CTGF is a direct target of YAP and TEAD. (A) Both YAP and TEAD1 bind to the CTGF promoter. ChIP from MCF10A cells was performed with control IgG, YAP, or TEAD1 antibody as indicated. The presence of CTGF promoter was detected by PCR. (B) Activation of CTGF reporter by YAP and TEAD1. A luciferase reporter driven by CTGF promoter was cotransfected with YAP wild type or S94A mutant as indicated with or without TEAD1 cotransfection. Luciferase activity was measured and normalized to cotransfected β-galactosidase. (C) Dominant-negative TEAD1 blocks the YAP stimulation of the CTGF reporter.

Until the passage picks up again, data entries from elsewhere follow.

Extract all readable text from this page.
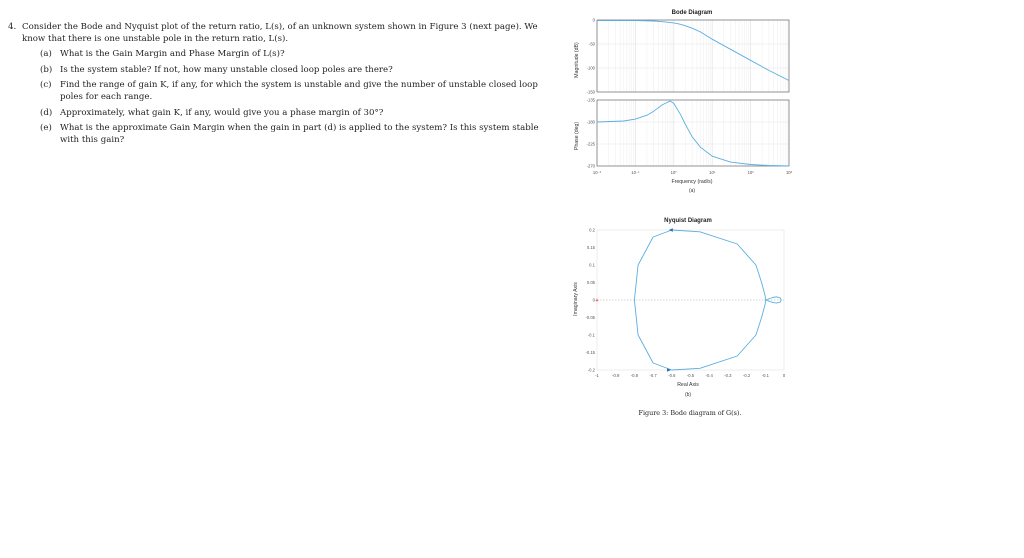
4. Consider the Bode and Nyquist plot of the return ratio, L(s), of an unknown system shown in Figure 3 (next page). We know that there is one unstable pole in the return ratio, L(s).
(a) What is the Gain Margin and Phase Margin of L(s)?
(b) Is the system stable? If not, how many unstable closed loop poles are there?
(c) Find the range of gain K, if any, for which the system is unstable and give the number of unstable closed loop poles for each range.
(d) Approximately, what gain K, if any, would give you a phase margin of 30°?
(e) What is the approximate Gain Margin when the gain in part (d) is applied to the system? Is this system stable with this gain?
Bode Diagram
Magnitude (dB)
Phase (deg)
Frequency (rad/s)
(a)
0
-50
-100
-150
-135
-180
-225
-270
10⁻²	10⁻¹	10⁰	10¹	10²	10³
Nyquist Diagram
Imaginary Axis
Real Axis
(b)
0.2
0.15
0.1
0.05
0
-0.05
-0.1
-0.15
-0.2
-1	-0.9	-0.8	-0.7	-0.6	-0.5	-0.4	-0.3	-0.2	-0.1	0
+
Figure 3: Bode diagram of G(s).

The indicated plasmids were cotransfected, and luciferase activity was determined as in B. (D) The human CTGF promoter region contains three putative TEAD-binding sites. The putative TEAD-binding sites (TB1–TB3) are shown in red. (E) The putative TEAD-binding sites are important for CTGF promoter activity. The putative TEAD-binding sites (TB) were mutated individually or in combination. The luciferase activity of each reporter was measured in the presence or absence of YAP and TEAD1. The activation folds by YAP and TEAD1 are shown. (F) YAP and TEAD are required for CTGF expression. ACHN cells were infected with the indicated shRNA lentiviruses, and CTGF mRNA levels were determined by quantitative RT–PCR. (G) Knockdown of YAP or TEAD1/3/4 decreases CTGF protein levels. Experiments were similar to F except Western blotting was performed with the indicated antibodies. (H) YAP, TEAD, and CTGF are important for the AHCN cell growth. YAP, TEAD1/3/4, and CTGF were knocked down by shRNAs. Cell growth rate was determined. (I) CTGF is required for YAP-induced growth and morphological change in 3D culture. MCF10A cells expressing YAP-5SA were infected with indicated shRNA lentiviruses. The morphology in 2D and 3D culture was documented as in Figure 2C. (J) CTGF knockdown attenuates YAP induced anchorage-independent growth in soft agar. The indicated MCF10A stable cells were plated in soft agar and allowed to grow for 3 wk, after which colonies were stained with crystal violet and counted. Pictures of the stained colonies were presented in higher magnification to show the colony size reduction by CTGF shRNAs.